KAHN: Well, the White House had a briefing, and they were a bit vague on exactly what was said. The two leaders did talk about the ongoing warming, reestablishing of diplomatic relations and also about meeting up at the summit. The call was on Wednesday before they both arrived here. And they just - they arrived within minutes of each other, but they didn't meet in the airport. A national security adviser says this is just part of the continuing re-engagement with Cuba. And, actually, Secretary of State Kerry met with his counterpart last night here in Panama in a very lengthy meeting. And that was the first time in 50 years such high-level talks have been held between the two countries. Tomorrow is the big meet and greet. That's what they say there. It's highly anticipated here. What will happen when the two see each other? They'll be in the same room tonight for dinner and the official summit photo, but the two shaking hands and talking will definitely be the photo op of the conference.

BLOCK: President Obama did meet today with all of the Central American leaders. Carrie, what are the key issues there?

KAHN: It's definitely a troubling time in Central America with the rising violence and the migration crisis, as you remember, last year when tens of thousands of unaccompanied children made that trek north to the U.S. The Obama administration has asked Congress for a billion dollars for the region. That would be for economic projects, energy and mostly for beefing up security and policing issues. It wasn't a long meeting, but it's an important matter for the administration, especially since the so-called migration season. It's - the weather's getting warmer. It's beginning again, and there are signs that people are on the move, and the administration is hoping to avoid a repeat of the huge numbers that we saw of migrants at the U.S. southern border last year.
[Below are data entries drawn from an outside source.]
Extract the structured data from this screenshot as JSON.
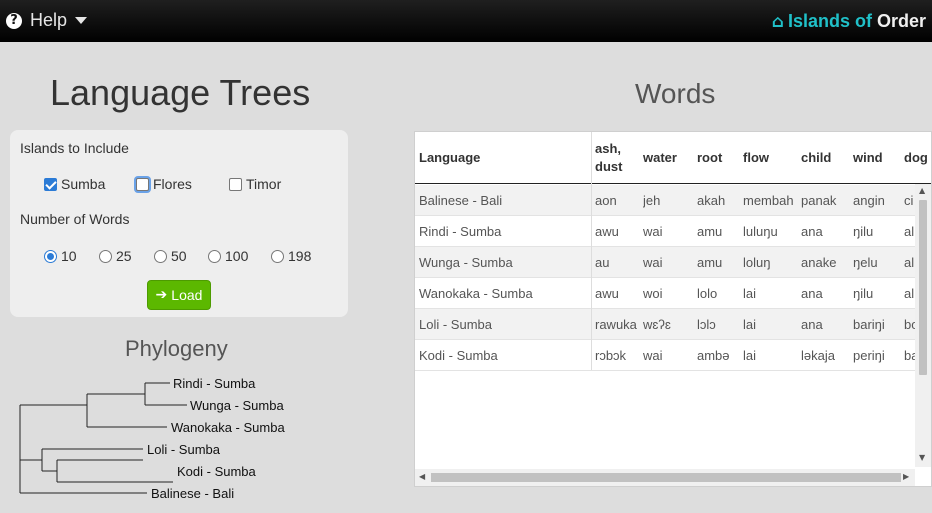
{
  "navbar": {
    "help_label": "Help",
    "help_icon": "?",
    "brand_part1": "Islands of",
    "brand_part2": "Order",
    "brand_color": "#20c0c8"
  },
  "left": {
    "title": "Language Trees",
    "islands_label": "Islands to Include",
    "islands": [
      {
        "label": "Sumba",
        "checked": true
      },
      {
        "label": "Flores",
        "checked": false
      },
      {
        "label": "Timor",
        "checked": false
      }
    ],
    "words_label": "Number of Words",
    "word_counts": [
      {
        "label": "10",
        "selected": true
      },
      {
        "label": "25",
        "selected": false
      },
      {
        "label": "50",
        "selected": false
      },
      {
        "label": "100",
        "selected": false
      },
      {
        "label": "198",
        "selected": false
      }
    ],
    "load_label": "Load",
    "load_color": "#5cb800",
    "phylogeny_title": "Phylogeny",
    "tree_leaves": [
      "Rindi - Sumba",
      "Wunga - Sumba",
      "Wanokaka - Sumba",
      "Loli - Sumba",
      "Kodi - Sumba",
      "Balinese - Bali"
    ]
  },
  "words": {
    "title": "Words",
    "columns": [
      "Language",
      "ash, dust",
      "water",
      "root",
      "flow",
      "child",
      "wind",
      "dog"
    ],
    "rows": [
      [
        "Balinese - Bali",
        "aon",
        "jeh",
        "akah",
        "membah",
        "panak",
        "angin",
        "ci"
      ],
      [
        "Rindi - Sumba",
        "awu",
        "wai",
        "amu",
        "luluŋu",
        "ana",
        "ŋilu",
        "al"
      ],
      [
        "Wunga - Sumba",
        "au",
        "wai",
        "amu",
        "loluŋ",
        "anake",
        "ŋelu",
        "al"
      ],
      [
        "Wanokaka - Sumba",
        "awu",
        "woi",
        "lolo",
        "lai",
        "ana",
        "ŋilu",
        "al"
      ],
      [
        "Loli - Sumba",
        "rawuka",
        "wɛʔɛ",
        "lɔlɔ",
        "lai",
        "ana",
        "bariŋi",
        "bo"
      ],
      [
        "Kodi - Sumba",
        "rɔbɔk",
        "wai",
        "ambə",
        "lai",
        "ləkaja",
        "periŋi",
        "ba"
      ]
    ]
  }
}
BLOCK: And then there is Venezuela. There's been a great deal of tension between the two countries. The Obama administration placed sanctions on seven of Venezuela's top leaders. Will there be a meeting between President Obama and the Venezuelan president, Nicolas Maduro?
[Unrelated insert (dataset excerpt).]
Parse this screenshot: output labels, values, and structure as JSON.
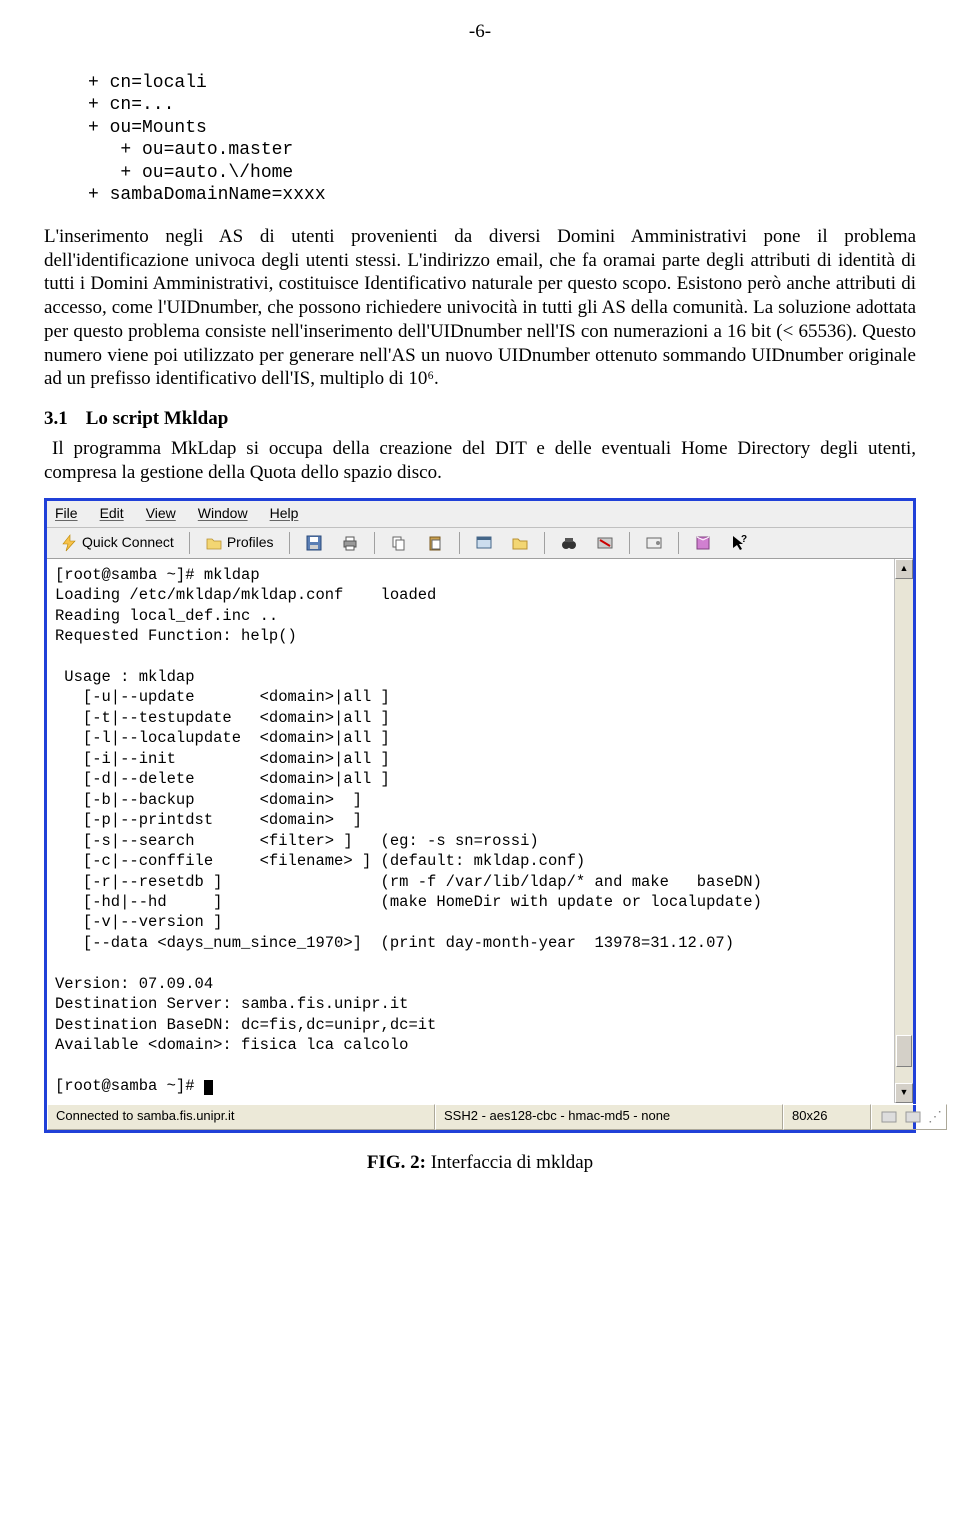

KAHN: There is no formal meeting, but Nicolas Maduro has said that he will hand President Obama personally petitions asking for the sanctions to be lifted. He's quite adamant about making a scene here at the summit. He arrived here in Panama just a little while ago and, at the airport, made some very strong anti-American comments already, and then went immediately to a memorial site that's here in Panama where the U.S. invasion took place. And so he was waving his fist in a little more anti-American rhetoric, so I'm sure we'll hear more from him later.

BLOCK: Tomorrow is the big business day for the summit. What's on the agenda?

KAHN: It is the big sessions between the presidents. Hopefully, there's supposed to be some sort of resolution, but with all this politics in the background, many say there's not a good chance of a unifying pronouncement. But we'll have to see what happens tomorrow when the bulk of the summit takes place.

BLOCK: OK. NPR's Carrie Kahn, covering the Summit of the Americas in Panama City. Carrie, thanks.